# Bourbon-Pecan Alfredo



## crewsk (Aug 27, 2004)

This is supper tonight along with some steamed broccoli. Just thought I'd share it with ya'll! BTW, it came from a Southern Living Cookbook.


Burbon-Pecan Alfredo
6oz. linguini, uncooked
3Tbsp. butter or margarine
3 cloves garlic, minced
3/4C. burbon, divided
1C whipping cream
1C freshly grated parmesan cheese
1/2C pecan pieces, toasted
2Tbsp. chopped parsley
Cook linguini according to package directions; drain & keep warm.
Melt butter in a skillet over medium heat; add garlic & cook, stirrong constantly, until tender.
Add 1/2C. burbon, & cook 3-5 minutes, stirring constantly. Stir in whipping cream & cheese. Cook over low heat, stirring constantly, until cheese melts. Gradually stir in remaining 1/4C. burbon; stir in pecans & parsley.

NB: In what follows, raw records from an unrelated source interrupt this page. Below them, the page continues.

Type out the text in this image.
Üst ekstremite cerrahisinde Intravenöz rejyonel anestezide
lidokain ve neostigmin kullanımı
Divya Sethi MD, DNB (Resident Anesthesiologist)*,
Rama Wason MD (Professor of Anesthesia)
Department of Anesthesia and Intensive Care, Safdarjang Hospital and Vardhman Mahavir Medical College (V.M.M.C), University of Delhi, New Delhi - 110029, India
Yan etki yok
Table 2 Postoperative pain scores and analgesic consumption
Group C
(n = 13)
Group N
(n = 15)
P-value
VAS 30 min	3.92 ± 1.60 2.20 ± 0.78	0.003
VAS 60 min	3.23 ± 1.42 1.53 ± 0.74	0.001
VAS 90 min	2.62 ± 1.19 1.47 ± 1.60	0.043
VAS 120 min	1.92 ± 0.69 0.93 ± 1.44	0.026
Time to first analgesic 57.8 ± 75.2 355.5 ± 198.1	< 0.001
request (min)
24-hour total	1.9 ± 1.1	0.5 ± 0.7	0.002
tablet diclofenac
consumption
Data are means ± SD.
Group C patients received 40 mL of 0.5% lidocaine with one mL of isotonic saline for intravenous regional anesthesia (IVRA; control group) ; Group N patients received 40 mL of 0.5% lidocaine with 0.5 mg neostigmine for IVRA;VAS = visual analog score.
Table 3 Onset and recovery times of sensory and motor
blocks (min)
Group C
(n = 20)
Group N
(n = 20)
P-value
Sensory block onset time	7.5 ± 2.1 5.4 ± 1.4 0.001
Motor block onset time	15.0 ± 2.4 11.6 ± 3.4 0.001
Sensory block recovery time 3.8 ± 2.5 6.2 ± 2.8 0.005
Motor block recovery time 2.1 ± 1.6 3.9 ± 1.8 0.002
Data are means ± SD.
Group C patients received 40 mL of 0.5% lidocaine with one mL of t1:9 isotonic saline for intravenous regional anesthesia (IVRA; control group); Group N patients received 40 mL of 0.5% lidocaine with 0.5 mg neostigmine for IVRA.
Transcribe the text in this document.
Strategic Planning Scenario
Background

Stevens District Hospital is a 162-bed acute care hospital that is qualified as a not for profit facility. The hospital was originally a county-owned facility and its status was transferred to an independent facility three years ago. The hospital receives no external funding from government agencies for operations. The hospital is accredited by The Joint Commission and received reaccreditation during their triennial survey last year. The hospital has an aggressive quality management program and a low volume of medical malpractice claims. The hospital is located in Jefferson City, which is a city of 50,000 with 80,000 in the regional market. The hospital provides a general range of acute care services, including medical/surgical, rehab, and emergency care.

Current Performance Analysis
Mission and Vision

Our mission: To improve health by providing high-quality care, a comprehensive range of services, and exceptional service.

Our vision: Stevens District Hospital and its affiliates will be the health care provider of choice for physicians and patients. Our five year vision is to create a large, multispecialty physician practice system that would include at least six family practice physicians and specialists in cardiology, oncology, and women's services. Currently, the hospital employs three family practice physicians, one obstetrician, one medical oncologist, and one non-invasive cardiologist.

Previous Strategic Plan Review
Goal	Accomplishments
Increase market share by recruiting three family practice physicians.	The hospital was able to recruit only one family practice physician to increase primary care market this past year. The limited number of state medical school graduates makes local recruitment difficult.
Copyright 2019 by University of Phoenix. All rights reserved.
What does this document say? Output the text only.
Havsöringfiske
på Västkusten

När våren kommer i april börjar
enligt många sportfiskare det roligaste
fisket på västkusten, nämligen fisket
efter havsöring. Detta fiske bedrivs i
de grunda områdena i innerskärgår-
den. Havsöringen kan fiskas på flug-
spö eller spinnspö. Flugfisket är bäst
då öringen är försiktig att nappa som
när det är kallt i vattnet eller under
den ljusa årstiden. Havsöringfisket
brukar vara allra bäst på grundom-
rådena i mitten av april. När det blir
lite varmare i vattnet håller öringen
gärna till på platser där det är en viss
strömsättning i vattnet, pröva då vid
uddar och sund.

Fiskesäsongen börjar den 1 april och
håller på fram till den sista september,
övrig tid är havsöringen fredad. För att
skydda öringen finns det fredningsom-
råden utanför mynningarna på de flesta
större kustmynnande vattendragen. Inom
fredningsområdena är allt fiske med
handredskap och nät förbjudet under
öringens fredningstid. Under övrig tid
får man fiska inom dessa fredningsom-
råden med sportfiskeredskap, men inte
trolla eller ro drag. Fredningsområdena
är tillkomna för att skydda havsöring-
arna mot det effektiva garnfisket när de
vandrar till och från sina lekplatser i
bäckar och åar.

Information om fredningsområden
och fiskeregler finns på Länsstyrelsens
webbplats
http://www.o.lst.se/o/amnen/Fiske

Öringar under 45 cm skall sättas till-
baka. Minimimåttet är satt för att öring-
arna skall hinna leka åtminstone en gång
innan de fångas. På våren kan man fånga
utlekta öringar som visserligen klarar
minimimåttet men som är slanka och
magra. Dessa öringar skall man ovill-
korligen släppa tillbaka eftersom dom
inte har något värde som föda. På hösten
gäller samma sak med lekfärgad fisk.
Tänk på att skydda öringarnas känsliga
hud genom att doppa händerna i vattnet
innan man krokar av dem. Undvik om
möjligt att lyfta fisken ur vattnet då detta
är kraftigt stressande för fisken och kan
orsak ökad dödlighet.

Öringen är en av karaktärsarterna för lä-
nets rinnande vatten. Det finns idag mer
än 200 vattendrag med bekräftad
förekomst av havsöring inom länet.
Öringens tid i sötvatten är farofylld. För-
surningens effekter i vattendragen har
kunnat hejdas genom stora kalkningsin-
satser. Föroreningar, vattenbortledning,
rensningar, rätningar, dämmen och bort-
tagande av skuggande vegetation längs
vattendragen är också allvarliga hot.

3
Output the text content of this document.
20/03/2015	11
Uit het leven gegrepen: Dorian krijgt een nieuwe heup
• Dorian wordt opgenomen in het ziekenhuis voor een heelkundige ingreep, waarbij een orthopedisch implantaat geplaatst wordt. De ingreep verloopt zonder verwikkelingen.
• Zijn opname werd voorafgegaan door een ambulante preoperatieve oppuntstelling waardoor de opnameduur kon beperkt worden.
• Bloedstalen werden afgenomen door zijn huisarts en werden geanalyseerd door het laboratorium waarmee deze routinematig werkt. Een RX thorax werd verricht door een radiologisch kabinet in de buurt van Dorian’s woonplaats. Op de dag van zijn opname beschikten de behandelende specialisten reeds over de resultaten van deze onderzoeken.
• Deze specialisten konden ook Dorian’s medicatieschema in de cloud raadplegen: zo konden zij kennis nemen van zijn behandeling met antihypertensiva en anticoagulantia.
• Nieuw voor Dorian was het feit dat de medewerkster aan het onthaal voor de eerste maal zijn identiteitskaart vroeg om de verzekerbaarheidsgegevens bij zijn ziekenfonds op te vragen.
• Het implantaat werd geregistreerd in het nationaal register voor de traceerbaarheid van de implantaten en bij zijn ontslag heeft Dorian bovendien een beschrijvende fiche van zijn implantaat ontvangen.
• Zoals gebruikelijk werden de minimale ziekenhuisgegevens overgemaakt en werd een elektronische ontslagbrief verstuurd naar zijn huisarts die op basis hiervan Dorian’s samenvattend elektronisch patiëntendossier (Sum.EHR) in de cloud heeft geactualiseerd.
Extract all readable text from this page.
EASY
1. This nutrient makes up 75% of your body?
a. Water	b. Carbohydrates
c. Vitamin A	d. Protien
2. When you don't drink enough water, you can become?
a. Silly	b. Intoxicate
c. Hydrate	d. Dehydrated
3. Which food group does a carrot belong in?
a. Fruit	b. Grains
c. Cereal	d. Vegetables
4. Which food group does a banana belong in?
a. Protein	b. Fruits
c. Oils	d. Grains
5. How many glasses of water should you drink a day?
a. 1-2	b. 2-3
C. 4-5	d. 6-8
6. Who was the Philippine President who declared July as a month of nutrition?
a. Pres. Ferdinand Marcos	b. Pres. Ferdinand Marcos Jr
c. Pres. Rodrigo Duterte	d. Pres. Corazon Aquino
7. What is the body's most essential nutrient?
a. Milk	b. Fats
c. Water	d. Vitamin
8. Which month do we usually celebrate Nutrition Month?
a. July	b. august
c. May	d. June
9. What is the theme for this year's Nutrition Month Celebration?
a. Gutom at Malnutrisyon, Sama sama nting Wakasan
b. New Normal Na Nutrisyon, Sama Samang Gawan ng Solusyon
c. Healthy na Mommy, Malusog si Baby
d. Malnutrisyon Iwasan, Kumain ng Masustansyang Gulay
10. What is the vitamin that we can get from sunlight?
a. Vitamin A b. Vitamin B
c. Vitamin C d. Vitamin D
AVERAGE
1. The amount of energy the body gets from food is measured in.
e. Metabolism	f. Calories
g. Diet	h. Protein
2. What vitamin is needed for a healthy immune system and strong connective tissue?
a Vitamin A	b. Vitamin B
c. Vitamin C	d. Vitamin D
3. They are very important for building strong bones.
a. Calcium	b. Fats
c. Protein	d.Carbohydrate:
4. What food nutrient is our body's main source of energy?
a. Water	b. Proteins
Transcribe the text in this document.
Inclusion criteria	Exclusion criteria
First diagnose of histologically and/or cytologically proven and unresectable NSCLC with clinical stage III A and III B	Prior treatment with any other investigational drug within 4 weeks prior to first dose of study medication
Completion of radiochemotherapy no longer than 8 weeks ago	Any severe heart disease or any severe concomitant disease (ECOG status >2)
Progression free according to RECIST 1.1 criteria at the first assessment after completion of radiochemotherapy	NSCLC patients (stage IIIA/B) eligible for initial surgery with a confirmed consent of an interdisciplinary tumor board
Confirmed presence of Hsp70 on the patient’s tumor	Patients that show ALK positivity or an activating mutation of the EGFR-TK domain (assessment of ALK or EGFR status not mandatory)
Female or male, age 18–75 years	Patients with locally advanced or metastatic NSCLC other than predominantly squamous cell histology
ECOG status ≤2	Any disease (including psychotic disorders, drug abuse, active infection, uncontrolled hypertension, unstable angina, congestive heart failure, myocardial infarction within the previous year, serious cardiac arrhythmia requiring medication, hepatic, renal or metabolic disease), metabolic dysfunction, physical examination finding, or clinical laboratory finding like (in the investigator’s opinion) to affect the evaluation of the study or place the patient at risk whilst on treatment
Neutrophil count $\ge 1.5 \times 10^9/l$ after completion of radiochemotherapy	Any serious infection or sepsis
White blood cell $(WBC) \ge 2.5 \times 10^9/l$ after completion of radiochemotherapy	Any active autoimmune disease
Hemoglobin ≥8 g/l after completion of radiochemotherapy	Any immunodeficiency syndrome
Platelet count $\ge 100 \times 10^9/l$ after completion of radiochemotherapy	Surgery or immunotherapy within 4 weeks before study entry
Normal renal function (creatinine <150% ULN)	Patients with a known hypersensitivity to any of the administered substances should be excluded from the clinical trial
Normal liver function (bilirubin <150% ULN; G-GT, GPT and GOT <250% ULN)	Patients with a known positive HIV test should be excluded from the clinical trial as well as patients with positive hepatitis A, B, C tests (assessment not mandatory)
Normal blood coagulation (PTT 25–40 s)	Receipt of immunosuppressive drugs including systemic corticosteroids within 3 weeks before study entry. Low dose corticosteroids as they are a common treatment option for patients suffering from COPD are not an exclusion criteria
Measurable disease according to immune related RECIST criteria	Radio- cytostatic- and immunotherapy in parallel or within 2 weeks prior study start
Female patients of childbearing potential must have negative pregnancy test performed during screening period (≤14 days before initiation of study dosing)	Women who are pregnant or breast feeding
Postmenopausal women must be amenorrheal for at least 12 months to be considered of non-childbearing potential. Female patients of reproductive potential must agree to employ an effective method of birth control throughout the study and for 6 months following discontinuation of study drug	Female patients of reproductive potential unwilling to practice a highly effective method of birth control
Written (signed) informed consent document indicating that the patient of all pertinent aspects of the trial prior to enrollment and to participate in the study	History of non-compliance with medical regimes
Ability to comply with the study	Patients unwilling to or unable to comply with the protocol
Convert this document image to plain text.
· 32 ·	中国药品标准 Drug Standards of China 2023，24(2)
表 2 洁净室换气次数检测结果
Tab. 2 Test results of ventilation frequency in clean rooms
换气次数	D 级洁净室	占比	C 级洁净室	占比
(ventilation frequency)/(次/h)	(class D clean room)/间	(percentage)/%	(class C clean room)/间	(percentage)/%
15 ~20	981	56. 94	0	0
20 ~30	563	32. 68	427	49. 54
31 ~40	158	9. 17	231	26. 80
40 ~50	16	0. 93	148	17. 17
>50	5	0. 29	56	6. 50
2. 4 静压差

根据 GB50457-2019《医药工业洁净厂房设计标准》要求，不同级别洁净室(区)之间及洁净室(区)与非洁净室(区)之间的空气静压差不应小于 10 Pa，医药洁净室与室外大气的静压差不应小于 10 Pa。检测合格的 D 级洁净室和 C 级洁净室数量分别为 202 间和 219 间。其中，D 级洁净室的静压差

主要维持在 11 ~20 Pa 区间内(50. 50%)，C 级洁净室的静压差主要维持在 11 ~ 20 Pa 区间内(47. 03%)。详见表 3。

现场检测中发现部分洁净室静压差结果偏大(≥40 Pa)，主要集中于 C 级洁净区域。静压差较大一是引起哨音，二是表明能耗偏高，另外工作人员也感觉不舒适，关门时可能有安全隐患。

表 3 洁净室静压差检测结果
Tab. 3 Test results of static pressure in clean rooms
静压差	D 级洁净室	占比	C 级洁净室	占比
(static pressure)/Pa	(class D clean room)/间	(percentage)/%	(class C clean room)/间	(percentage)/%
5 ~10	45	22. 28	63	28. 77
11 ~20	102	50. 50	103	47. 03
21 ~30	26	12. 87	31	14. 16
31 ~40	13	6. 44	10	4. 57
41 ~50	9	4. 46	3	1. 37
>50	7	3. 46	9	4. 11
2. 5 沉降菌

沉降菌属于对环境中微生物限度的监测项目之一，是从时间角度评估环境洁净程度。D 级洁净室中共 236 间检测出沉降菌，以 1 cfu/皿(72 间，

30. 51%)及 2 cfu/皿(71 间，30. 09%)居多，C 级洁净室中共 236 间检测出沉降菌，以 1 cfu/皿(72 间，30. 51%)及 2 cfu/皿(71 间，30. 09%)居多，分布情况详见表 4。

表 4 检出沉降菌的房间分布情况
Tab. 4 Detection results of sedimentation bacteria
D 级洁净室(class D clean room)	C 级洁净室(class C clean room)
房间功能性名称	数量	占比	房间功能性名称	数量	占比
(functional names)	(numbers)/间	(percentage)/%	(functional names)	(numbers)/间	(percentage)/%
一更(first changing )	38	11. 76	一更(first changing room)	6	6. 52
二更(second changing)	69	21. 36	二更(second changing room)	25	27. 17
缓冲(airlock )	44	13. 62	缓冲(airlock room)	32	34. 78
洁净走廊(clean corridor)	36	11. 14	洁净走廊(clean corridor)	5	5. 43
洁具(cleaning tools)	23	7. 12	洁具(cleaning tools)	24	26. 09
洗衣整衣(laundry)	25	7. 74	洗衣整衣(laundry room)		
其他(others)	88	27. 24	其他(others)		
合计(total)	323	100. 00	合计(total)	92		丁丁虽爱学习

Pour over pasta; toss. Serve immediately.


----------



## Alix (Aug 27, 2004)

I am drooling. Thank you for posting this.


----------



## marmalady (Sep 9, 2004)

This looks just awesome, Crws - Tx!


----------



## crewsk (Sep 9, 2004)

Marmalady, it is great as long as you don't burn the garlic & forget the cheese! Last time I made it, I did both!


----------